他不是不喜歡趙蘅嵐嗎?結婚這麽些日子,說長不長,說短不短,他好像從來沒有盡到一個丈夫應盡的職責。
每次他應酬完,很晚才會開車駛回季宅,趙蘅嵐好像每次都會等著他的到來,不論時間多晚。
不得不說,這一點,她做得很好。
而每一次他隻是淡淡回應她一句,或者幹脆就不作任何回應,便徑直朝書房走去,不輕不重的將門帶上,很少和這個女人坐在一起交流過片刻。
可趙蘅嵐從來沒有抱怨過,甚至在每次他帶著幾分薄醉進門時,這人手中都會端著一碗醒酒湯……
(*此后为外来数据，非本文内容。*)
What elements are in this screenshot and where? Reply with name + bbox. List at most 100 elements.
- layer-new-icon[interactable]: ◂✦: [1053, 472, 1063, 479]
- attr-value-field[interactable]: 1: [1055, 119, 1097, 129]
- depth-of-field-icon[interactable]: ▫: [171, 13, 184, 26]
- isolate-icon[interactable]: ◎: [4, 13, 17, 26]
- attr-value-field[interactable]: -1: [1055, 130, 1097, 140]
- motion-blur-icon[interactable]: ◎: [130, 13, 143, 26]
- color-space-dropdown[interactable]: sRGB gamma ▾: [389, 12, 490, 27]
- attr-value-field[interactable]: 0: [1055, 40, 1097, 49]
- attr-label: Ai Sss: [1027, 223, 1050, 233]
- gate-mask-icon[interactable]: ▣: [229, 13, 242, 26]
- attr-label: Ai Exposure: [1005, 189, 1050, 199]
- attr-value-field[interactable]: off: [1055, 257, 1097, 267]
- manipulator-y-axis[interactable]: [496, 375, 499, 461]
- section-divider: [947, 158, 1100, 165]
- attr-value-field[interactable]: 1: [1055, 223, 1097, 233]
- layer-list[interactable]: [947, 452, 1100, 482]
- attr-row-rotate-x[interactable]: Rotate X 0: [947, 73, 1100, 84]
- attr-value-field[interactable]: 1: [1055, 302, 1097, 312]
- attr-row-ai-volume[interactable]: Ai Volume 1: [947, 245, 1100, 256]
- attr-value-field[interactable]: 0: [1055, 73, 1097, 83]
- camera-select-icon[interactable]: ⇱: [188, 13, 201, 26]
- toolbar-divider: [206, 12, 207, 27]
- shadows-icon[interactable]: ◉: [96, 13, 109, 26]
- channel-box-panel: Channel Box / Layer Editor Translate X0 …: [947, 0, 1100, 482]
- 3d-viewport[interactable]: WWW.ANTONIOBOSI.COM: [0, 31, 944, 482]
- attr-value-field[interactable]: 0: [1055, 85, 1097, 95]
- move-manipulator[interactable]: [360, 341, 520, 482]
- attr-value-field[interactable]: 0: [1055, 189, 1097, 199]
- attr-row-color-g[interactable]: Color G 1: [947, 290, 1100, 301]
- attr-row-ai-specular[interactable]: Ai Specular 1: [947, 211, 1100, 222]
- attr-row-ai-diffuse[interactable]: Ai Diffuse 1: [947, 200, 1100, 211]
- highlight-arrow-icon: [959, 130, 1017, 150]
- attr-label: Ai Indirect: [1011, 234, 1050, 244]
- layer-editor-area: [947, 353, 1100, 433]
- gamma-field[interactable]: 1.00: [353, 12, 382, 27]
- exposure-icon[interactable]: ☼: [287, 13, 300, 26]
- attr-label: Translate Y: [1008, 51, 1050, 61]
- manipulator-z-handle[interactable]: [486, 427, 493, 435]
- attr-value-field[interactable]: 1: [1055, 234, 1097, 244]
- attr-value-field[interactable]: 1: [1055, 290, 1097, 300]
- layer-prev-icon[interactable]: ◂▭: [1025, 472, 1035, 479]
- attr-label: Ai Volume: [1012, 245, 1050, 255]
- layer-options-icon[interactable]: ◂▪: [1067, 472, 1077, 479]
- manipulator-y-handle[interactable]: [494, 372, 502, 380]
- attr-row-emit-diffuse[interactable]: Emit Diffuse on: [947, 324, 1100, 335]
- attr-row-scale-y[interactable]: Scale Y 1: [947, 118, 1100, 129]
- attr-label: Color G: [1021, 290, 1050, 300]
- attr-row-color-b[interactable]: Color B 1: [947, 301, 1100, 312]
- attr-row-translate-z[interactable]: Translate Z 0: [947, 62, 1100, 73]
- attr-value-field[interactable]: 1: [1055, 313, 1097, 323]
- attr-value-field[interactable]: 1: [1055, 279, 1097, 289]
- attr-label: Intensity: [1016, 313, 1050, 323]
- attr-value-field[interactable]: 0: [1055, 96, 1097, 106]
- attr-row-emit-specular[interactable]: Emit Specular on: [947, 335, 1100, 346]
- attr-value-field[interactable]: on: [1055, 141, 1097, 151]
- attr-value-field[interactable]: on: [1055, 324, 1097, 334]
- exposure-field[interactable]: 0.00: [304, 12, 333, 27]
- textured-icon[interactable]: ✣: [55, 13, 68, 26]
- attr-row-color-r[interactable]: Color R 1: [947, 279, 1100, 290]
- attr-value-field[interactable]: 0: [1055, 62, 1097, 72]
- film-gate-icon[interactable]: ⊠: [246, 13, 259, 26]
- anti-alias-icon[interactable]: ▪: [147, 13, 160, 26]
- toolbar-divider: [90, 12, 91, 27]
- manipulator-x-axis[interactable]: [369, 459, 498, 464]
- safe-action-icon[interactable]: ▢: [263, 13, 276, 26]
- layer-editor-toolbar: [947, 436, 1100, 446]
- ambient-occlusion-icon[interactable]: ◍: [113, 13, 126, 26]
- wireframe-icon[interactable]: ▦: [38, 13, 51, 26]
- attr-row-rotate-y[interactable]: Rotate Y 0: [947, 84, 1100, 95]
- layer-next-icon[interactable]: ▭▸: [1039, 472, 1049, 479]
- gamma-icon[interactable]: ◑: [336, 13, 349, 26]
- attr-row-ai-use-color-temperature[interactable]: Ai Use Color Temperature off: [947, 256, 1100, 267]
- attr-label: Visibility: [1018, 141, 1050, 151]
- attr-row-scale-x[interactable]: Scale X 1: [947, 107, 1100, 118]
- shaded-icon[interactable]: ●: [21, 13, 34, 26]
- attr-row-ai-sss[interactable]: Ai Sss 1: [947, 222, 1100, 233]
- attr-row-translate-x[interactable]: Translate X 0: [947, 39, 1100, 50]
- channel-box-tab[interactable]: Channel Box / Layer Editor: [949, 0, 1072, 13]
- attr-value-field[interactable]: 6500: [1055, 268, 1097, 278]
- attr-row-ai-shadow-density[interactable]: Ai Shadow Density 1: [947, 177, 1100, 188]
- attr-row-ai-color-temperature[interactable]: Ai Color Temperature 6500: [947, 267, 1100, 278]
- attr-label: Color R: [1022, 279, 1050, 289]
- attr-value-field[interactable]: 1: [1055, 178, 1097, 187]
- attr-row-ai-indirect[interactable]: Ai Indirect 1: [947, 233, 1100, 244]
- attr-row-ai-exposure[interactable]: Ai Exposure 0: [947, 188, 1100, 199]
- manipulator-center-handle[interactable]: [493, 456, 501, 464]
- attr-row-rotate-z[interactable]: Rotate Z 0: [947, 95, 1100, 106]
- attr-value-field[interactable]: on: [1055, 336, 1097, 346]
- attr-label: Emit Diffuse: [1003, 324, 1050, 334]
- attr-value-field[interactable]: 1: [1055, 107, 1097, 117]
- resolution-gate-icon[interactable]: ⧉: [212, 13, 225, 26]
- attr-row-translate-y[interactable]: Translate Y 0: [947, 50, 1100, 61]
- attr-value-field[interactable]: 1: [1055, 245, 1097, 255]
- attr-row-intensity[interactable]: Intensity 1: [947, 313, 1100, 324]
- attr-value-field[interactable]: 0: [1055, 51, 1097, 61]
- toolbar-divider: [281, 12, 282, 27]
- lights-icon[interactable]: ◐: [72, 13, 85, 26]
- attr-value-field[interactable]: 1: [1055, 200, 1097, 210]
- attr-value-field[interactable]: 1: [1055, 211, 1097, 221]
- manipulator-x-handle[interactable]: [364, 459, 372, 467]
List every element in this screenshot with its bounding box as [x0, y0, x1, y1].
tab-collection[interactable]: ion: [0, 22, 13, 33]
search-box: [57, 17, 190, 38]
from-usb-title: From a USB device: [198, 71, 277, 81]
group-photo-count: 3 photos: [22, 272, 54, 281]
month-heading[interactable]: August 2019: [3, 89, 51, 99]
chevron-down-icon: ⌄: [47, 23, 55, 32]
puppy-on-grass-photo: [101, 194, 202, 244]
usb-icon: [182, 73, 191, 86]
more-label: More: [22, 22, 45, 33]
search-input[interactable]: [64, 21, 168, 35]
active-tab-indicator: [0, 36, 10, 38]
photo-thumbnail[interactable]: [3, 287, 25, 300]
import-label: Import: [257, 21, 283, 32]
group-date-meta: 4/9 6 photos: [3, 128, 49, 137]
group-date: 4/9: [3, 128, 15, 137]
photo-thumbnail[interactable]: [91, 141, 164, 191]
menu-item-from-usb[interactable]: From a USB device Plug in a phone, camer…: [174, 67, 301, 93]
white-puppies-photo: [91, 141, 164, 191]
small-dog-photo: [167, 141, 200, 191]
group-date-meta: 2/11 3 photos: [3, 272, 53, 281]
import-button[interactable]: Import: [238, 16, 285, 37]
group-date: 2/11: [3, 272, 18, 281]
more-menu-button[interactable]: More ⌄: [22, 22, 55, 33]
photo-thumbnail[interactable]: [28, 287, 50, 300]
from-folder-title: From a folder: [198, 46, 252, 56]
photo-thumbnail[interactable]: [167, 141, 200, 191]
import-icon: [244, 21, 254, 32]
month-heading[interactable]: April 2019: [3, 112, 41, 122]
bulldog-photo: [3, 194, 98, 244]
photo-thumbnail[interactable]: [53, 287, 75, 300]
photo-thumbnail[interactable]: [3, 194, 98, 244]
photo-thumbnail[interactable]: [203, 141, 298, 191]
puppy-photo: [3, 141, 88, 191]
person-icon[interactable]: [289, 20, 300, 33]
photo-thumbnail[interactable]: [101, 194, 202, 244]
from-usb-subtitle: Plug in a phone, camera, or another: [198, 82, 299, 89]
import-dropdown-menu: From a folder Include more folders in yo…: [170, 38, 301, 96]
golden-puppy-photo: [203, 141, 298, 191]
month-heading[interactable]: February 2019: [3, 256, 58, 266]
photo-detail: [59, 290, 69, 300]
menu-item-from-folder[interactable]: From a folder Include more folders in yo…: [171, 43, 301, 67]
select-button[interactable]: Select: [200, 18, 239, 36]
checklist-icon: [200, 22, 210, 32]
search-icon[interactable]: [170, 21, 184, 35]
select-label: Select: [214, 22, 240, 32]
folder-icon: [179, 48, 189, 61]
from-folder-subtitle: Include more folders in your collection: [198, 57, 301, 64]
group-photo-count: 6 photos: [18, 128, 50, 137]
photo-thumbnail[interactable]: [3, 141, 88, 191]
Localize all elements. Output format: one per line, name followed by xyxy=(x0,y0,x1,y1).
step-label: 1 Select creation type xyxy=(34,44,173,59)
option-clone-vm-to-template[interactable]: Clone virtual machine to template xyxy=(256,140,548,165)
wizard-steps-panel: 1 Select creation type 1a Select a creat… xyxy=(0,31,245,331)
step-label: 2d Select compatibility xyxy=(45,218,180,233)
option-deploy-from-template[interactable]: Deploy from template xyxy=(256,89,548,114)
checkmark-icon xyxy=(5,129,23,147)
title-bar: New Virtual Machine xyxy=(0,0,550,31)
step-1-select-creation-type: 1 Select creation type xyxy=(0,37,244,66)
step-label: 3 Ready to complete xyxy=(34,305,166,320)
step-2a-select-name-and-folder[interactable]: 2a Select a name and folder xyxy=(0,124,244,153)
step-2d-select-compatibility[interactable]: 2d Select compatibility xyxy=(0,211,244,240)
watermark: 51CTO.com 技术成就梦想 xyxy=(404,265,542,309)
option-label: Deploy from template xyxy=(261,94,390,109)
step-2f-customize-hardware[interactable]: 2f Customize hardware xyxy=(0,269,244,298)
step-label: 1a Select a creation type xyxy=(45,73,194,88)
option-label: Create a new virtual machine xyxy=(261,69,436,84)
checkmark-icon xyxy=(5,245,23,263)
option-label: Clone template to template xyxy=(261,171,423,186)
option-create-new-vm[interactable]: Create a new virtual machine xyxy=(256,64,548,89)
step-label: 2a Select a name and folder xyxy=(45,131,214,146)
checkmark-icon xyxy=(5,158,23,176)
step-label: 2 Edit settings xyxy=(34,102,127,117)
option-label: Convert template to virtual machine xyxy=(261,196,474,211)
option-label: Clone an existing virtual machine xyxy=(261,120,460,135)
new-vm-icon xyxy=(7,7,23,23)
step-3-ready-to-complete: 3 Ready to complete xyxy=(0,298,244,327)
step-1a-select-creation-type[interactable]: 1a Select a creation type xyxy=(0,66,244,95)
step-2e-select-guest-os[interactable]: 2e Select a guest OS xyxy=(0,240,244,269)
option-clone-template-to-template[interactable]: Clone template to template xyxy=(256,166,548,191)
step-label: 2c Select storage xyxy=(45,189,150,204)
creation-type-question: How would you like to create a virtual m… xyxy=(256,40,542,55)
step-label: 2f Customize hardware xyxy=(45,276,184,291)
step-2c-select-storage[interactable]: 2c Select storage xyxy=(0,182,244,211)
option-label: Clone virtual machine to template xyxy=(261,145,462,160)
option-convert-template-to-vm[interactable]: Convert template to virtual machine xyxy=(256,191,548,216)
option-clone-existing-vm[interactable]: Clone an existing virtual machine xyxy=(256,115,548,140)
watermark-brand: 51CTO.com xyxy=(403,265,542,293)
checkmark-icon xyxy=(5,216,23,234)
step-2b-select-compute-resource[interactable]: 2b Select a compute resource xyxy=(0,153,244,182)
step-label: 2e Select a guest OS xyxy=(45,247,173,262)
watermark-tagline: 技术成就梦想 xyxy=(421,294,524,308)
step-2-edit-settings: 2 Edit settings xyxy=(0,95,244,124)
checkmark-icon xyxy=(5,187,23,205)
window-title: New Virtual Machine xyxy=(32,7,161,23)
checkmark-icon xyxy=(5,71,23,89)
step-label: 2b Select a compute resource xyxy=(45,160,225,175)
如今趙蘅嵐這一走,季朔光隻覺得自己心裏空落落的,好像原本被填滿的心髒突然被人抽幹了血液一般。
煩心事湧上心頭,讓季朔光一時間心緒複雜……
睜開眼,季朔光拿起幾案上的一根煙放到嘴邊,單指打開打火機,隻見他深深吸了一口,雙眸微微眯起,一個又一個淡淡的煙圈從他的口中吐了出來,整個人都平添了幾分邪魅。
煙霧在指尖縈繞,季朔光立體的臉龐在煙霧的襯托下更加的俊美無比,如同雕塑一般。
正闔眼間,季朔光的視線突然瞟到了自己的左手的無名指上,那上邊正戴著一個閃閃發光的戒指。
季朔光眉眼低垂,眼波流轉,時間仿佛回到了當初。
正值盛夏,滿樹的蟬鳴,讓人無端煩躁。
“季先生,為什麽是我?”
“趙小姐,我總要為那晚的事情負責。”
林蔭大道上,季朔光就站在趙蘅嵐的身旁,忍著不耐回了這麽一句話。
他不知道這不耐,是因為愧疚把趙蘅嵐當作替身,難以麵對她清澈的目光,還是不耐煩就那晚就這麽和趙蘅嵐有了牽扯。
趙蘅嵐當時的表情他還記得,她沉默了許久才緩緩抬眼答應。